PoP Seminar Talk

Making OCaml Safe for Performance Engineering

Ron Minsky, Co-head of Technology at Jane Street
Tuesday, 18 April, 2023; 3:00pm
NSH 3305
Host: Jan Hoffmann


Over the last couple of years, Jane Street has greatly increased its investment in OCaml, and has started developing major extensions to the OCaml’s type system, with the primary goal of making OCaml a better language for writing high-performance systems.

In this talk, I’ll attempt to provide a developer’s-eye view of these changes. We’ll cover two major directions of innovation: first, the addition of modal types to OCaml, which opens up a variety of ambitious features, like memory-safe stack-allocation; type-level tracking of effects, and data-race freedom guarantees for multicore code. The second is the addition of a kind system to OCaml, which will provide more control over the representation of memory, in particular allowing for structured data to be represented in a cache-and-prefetch-friendly tabular form.

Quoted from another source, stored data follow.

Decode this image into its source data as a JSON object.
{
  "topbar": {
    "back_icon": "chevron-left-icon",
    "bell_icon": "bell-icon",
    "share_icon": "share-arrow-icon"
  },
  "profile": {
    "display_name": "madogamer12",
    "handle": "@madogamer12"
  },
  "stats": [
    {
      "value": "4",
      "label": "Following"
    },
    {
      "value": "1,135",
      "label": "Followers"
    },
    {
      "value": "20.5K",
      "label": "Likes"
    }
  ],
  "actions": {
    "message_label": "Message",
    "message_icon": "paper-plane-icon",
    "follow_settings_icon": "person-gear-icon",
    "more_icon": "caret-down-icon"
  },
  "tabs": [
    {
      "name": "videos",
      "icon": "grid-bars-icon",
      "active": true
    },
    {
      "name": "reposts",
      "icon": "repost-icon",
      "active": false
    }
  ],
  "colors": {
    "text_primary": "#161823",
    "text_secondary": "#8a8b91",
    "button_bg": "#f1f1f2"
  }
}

Together, these features pull together some of the most important features for writing high performance code in Rust, while maintaining the relative simplicity of programming in OCaml.

In all of this, I’ll focus less on the type theory, and more on how these features are surfaced to users, the practical problems that they help us solve, and the place in the design space of programming languages that this leaves us in.


Yaron Minsky got his BA in Mathematics from Princeton and his PhD in Computer Science from Cornell, where he studied distributed systems. He joined Jane Street in 2003, where he started out developing quantitative trading strategies, going on to found the firm’s quantitative research group. He introduced OCaml to the company and managed the transition to using OCaml for all of its core infrastructure, turning Jane Street into the world’s largest industrial user of the language. In the meantime, he’s been involved in many different aspects of Jane Street’s technology stack, including trading and risk systems, machine learning infrastructure, developer tools, and user-interface toolkits. Yaron has lectured, blogged and written about programming for years, with articles published in Communications of the ACM and the Journal of Functional Programming, and is co-author of the book Real World OCaml.